In the New Testament, Philip was minding his own business when God sent him to tell an Ethiopian about Jesus (Acts 8:26), and Peter was on a ministry trip visiting the church in Joppa when he was invited to preach to a Roman centurion (Acts 11).  Barnabas and Saul were in a worship meeting when they were spontaneously sent (Acts 13:2).  Paul and his friends had to walk through Turkey trying out various options before they realised where they were supposed to be working (Acts 16:6-10).  And in the modern era, many of our famous mission workers didn’t end up where they thought they were going to be, or just went, like Jackie Pullinger, on the prompting of the Holy Spirit and got on with it when they arrived.

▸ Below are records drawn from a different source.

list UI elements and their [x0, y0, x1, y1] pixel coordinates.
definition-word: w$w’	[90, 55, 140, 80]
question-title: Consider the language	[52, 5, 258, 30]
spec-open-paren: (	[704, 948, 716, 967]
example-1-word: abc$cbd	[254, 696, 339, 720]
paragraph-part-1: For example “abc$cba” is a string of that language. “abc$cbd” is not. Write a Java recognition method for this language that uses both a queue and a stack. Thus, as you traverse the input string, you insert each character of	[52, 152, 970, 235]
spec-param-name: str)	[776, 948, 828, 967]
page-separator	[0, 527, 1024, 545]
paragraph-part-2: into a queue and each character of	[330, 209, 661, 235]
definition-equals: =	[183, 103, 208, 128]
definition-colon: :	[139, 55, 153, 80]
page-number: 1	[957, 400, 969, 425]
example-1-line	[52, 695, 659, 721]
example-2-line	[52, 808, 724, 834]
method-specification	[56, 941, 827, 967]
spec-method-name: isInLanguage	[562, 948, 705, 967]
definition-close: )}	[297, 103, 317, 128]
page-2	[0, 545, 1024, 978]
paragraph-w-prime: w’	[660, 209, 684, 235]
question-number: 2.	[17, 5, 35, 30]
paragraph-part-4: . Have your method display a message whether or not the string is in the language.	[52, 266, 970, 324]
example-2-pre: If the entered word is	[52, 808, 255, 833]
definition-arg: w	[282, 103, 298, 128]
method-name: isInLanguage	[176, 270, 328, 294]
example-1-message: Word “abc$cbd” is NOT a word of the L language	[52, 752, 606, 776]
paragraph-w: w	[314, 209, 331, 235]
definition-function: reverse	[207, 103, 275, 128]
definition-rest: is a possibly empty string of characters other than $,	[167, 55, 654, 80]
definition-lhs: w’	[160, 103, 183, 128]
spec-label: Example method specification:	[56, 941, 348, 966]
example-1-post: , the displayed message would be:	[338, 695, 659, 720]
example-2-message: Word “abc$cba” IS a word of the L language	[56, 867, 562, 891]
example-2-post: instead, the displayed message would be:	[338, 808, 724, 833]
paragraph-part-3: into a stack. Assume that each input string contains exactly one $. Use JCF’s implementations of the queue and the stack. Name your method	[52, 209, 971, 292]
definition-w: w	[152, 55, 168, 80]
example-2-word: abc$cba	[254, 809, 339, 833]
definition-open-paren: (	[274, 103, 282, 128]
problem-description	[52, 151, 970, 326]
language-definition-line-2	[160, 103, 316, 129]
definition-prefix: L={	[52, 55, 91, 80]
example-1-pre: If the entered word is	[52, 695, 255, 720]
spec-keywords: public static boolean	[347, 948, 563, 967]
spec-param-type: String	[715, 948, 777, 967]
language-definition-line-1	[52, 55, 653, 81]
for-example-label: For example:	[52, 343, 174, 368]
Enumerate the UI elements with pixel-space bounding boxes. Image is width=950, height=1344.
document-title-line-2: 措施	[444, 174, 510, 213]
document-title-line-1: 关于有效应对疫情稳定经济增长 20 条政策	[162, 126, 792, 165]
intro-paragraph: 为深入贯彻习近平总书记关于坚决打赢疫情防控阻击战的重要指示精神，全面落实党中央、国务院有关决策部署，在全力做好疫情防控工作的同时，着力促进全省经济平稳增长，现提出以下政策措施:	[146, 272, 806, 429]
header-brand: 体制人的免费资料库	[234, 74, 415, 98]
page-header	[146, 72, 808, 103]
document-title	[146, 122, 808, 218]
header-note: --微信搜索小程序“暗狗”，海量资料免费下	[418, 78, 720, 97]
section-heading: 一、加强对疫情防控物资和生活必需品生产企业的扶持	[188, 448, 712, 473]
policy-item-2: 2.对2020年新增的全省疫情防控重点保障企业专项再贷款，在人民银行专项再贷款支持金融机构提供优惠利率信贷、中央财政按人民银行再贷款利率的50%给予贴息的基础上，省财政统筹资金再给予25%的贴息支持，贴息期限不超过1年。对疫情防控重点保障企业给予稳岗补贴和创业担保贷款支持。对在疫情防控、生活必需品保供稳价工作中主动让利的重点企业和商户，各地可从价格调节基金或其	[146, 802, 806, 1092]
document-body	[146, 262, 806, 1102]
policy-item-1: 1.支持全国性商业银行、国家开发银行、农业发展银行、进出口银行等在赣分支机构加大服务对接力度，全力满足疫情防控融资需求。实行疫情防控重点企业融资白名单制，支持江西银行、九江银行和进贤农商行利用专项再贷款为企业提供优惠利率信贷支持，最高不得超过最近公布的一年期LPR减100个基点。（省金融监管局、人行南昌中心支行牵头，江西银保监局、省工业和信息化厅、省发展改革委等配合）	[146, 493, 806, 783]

The point I am making is that (to paraphrase John Lennon) mission is what happens while you’re busy planning your mission.  Mission is how we deal with the people we sit next to on the train on the way to our mission meeting, or the people who want to talk to us when we are too busy planning.  Mission can take place in a variety of settings.  While you are sitting all day in a government office waiting for the man with the key to return from a funeral, are you just getting frustrated or is this God’s way of using you to be a witness to those around you?  When you are kidnapped, has your mission been derailed, or merely diverted?  Is this God’s plan for you to be a witness?

Mission is taking the opportunity to reach out to people wherever and whenever we are and all it requires is for us to be open to the leading of the Holy Spirit to prompt us (like Philip in Acts 8:26) and to be ready to tell our story (1 Peter 3:15).  It often happens spontaneously and unplanned, or so it appears to us, but in all those scriptural examples above, God was at work and it was all part of his plan.  It just wasn’t part of the people’s plans.  This is the essence of Mission Dei – that God is already reaching out to the lost and graciously allows us to help .

So when we are making plans for our mission, it’s worth remembering Proverbs 16:9 – We make our own plans, but the Lord decides where we will go.